[Speex-dev] [PATCH]Add address overflow check
jmvalin at jmvalin.ca
Mon Feb 12 16:38:19 UTC 2018
Yes, I agree that buf_end - buf_start < len_to_check is better. It's the
0xFFFFFFFF overflow that's a cause of concern, not the 0x80000000. That
being said, I believe that the length argument in this case can be
trusted since it comes from the application and not from the user.
On 02/12/2018 05:28 AM, Nicholas Wilson wrote:
> On 09 February 2018 15:56 Jean-Marc Valin wrote:
>> Pointers are unsigned so this shouldn't be an issue. I suspect you're
>> being hit by something else. That or your compiler is really broken.

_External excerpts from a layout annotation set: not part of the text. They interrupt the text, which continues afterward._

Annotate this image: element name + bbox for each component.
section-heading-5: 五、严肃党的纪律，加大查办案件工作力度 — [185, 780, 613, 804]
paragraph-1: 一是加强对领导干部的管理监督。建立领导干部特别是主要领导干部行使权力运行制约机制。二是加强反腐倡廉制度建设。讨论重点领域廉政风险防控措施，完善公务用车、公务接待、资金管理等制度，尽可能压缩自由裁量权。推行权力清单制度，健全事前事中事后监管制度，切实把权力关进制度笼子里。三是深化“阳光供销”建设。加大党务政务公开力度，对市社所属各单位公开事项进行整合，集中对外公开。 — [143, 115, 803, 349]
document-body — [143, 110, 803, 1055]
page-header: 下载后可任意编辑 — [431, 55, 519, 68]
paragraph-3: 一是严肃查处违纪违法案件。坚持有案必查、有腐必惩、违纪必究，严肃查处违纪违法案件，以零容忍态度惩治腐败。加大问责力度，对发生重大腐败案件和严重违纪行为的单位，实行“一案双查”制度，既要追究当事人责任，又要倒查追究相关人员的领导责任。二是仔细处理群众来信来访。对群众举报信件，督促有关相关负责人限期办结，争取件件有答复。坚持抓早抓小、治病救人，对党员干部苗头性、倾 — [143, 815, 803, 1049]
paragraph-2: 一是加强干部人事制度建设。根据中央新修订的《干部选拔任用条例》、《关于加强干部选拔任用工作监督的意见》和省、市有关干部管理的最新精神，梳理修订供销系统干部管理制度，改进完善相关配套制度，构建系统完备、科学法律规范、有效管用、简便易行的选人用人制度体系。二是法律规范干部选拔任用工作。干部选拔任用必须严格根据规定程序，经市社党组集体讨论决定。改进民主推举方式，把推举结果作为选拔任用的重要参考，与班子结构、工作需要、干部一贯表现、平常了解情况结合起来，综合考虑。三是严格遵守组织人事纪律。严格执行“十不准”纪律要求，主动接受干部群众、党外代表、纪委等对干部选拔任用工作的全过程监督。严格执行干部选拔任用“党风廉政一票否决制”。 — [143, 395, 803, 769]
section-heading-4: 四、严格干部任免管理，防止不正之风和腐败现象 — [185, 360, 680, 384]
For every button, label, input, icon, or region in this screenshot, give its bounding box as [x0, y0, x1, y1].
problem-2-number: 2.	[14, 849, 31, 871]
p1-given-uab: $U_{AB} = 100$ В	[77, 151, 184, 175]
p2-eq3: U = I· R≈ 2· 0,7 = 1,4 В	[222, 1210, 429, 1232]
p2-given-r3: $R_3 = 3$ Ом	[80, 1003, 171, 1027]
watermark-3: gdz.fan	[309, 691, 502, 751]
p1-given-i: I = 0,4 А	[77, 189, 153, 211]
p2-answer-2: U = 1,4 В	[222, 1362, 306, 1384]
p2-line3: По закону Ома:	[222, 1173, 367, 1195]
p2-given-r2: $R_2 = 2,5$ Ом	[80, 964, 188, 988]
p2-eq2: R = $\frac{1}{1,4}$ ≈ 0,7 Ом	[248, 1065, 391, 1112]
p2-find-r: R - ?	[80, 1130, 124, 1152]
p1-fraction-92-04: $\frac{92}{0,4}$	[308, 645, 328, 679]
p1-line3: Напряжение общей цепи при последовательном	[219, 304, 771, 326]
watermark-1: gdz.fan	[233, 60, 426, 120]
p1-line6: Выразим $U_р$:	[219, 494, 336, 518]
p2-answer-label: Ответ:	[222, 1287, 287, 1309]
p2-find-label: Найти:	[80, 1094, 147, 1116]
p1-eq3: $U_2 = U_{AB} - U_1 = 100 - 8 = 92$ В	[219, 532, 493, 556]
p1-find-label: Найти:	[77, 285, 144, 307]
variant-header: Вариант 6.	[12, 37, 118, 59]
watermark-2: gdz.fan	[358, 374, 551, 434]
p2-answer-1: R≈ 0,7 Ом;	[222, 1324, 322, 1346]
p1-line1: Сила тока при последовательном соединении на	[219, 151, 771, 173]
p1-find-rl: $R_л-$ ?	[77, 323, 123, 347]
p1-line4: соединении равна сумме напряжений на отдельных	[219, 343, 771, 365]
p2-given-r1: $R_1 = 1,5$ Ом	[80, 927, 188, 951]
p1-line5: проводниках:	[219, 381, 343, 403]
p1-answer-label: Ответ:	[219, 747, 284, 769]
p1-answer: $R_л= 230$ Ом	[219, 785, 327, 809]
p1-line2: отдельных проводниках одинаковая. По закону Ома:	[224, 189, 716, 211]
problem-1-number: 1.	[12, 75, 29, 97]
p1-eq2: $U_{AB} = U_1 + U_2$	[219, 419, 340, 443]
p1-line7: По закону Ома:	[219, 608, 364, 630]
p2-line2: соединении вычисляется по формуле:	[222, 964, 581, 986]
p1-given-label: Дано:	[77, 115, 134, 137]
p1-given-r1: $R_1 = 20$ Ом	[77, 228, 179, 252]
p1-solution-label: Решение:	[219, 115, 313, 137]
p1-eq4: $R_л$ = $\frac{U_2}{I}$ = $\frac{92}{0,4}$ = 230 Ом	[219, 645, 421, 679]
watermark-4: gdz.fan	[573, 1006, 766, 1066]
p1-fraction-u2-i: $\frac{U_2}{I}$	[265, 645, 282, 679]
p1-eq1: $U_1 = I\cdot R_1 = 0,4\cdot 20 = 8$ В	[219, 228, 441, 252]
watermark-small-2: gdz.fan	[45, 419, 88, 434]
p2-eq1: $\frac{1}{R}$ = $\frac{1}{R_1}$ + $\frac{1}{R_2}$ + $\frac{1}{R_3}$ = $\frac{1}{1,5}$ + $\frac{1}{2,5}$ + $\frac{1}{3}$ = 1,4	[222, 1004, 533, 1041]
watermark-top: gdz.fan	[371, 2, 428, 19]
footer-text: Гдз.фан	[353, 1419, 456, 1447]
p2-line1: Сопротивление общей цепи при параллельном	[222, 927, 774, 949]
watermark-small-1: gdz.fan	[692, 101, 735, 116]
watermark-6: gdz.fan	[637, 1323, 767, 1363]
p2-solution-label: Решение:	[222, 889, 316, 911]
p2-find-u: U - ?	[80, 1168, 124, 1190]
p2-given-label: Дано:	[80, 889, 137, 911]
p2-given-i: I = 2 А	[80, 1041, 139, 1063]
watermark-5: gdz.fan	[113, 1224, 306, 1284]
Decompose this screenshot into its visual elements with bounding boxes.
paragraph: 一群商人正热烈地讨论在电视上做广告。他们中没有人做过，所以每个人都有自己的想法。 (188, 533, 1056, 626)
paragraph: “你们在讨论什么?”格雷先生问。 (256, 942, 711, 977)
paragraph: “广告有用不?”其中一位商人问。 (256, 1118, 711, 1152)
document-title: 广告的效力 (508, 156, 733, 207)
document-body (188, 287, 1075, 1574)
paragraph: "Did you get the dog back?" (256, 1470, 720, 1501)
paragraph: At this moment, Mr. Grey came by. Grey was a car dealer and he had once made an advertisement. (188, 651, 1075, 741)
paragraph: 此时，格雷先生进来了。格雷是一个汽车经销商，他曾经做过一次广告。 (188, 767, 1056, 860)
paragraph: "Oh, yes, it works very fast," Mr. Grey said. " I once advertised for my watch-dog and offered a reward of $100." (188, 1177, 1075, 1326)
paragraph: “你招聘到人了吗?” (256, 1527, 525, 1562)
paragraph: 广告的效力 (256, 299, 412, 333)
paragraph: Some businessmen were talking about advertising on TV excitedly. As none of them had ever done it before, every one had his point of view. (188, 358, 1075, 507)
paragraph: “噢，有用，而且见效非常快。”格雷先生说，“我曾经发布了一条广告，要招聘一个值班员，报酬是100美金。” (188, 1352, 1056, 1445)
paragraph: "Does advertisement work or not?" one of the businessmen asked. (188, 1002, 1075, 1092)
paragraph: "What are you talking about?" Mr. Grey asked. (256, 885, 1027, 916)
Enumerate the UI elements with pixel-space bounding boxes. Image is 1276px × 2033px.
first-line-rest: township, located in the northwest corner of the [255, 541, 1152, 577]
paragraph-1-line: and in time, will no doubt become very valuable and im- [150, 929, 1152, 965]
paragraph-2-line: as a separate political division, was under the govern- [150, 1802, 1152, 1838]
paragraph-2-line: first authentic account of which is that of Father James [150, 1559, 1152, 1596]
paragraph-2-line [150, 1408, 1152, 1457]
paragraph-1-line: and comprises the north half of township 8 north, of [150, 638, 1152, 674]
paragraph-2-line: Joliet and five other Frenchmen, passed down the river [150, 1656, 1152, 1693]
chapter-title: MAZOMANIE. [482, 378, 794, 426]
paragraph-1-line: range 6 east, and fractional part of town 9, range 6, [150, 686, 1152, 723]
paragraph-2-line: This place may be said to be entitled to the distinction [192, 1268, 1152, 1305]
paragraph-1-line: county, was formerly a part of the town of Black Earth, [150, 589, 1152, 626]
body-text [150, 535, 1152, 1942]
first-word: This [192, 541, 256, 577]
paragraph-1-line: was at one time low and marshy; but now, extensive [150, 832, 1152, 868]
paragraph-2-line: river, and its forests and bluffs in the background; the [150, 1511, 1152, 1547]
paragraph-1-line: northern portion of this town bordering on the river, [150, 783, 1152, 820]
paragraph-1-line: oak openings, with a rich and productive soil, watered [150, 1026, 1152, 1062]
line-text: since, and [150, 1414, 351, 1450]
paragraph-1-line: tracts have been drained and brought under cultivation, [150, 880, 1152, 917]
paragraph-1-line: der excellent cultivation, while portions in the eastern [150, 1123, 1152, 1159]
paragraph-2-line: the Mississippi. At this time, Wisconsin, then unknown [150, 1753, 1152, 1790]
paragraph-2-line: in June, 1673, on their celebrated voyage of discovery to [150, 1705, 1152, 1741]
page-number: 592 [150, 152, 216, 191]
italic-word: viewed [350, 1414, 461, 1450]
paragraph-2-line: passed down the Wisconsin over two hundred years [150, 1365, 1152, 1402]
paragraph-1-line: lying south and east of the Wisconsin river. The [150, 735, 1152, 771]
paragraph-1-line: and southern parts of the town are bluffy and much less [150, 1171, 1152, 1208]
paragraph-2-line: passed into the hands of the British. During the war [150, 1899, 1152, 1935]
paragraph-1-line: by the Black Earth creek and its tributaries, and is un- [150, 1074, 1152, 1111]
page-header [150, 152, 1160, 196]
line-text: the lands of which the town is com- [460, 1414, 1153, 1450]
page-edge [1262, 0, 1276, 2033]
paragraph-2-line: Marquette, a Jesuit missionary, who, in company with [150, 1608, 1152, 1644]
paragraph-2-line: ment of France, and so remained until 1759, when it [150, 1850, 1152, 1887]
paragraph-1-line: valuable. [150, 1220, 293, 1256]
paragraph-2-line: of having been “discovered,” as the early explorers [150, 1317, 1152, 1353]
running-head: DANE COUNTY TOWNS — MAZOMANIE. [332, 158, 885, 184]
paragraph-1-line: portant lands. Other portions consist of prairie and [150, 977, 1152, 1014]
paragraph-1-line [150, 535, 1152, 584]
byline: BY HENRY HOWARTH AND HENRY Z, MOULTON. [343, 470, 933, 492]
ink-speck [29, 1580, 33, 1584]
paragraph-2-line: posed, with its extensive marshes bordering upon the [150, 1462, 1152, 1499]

> I don't know how important it is in this case (probably pretty minor) but in general Ruikai's right.
> It doesn't matter that pointers are unsigned; that fact that a pointer could have a "large" value like 0xffff_ff00 means that they can wrap if you do length checks the wrong way. The behaviour is completely defined - it just causes the code not to work as intended.
> The "bad" way of doing a length check is
> char* buf_start, buf_end;
> unsigned len_to_check;
> if (buf_start + len_to_check > buf_end)
> Because the length is to-be-checked, it could have an unsafe large value, causing an (unsigned) overflow. For example, with buf_start = 0xffff_ff00 and buf_end = 0xffff_ff10, the maximum allowed length is 0x10, but a length of 0x100 will cause an overflow and bypass the check.
> The safe way of doing a length check is
> if (buf_end - buf_start < len_to_check)
> The buffer bounds are known safe, so the arithmetic is OK to do that way round.